New Project: Portable Light Meter using TSL2591

While Yichi is busy with his linear CCD project, I decided to start a small project (quite small when compared with Yichi’s CCD). This project will be a light meter for photography. I have a Mamiya 645 for medium format that does not have any metering to it. Right now I’m using a smart phone app that will get the reading from the camera. However, I’m just too lazy to grab my phone from my pocket – unlock the phone – open the app – take a snapshot and get the reading – finally dial that numbers into my camera.

The meter consists of a TSL 2591 light sensor, a 0.96” OLED display, an Arduino nano and four buttons, as shown below:

Crude bread board prototyping

Both the sensor and screen use IIC protocol to save up some wiring (still a mess). The sensor only returns lux value, and some log equations are needed to convert lux into EV (Exposure value) and then using the aperture number provided to calculate the shutter speed under certain ISO. Right now this is an aperture priority light meter, which will only take arbitrary aperture value and returns corresponding shutter speed for correct exposure.

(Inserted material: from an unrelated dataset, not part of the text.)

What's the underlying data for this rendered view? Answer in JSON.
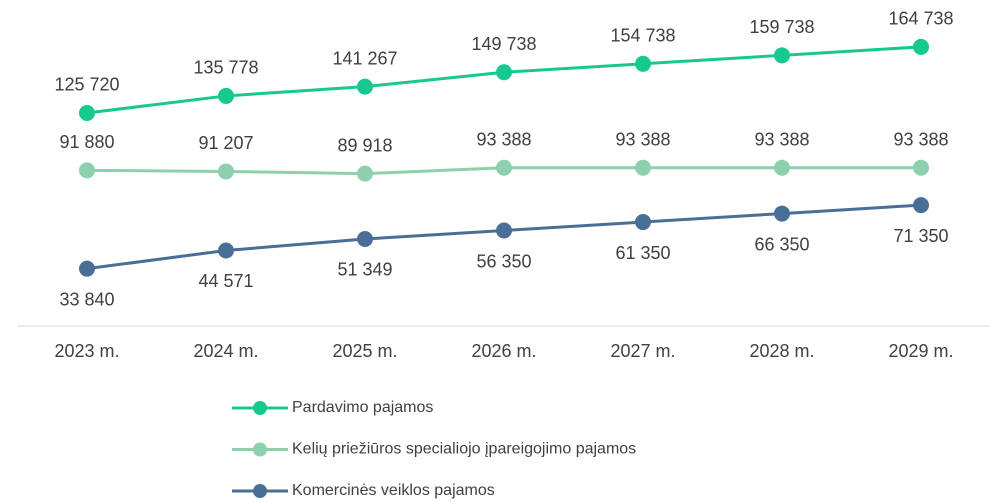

Over the weekend, I added some features into the light meter: a main page and a configuration page. The sensor has three levels of gains and six different integration time (the longer the integration time is, the more accurate the reading will be). A simple auto gain is set up to adjust the sensor gain for weak light and bright light (when the sensor is out of range under current gain, it will return 0.0 lux and the program will detect that and crank down the gain). For integration time, I just leave it as 100ms – the shortest – and I can always change that in the configuration page. The new display looks like below:

Light meter in operation mode
In configuration mode

The Arduino code for this project is still a work in progress. I need to optimize the button response (interrupt rather than polling) as well as add more features (shutter priority and exposure compensation). Also I’m thinking about adding a thin tube directly above the sensor to make a spotmeter – which I need to experiment about the compensation and adjustment in this new mode when compared with a professional light meter. I will keep you updated.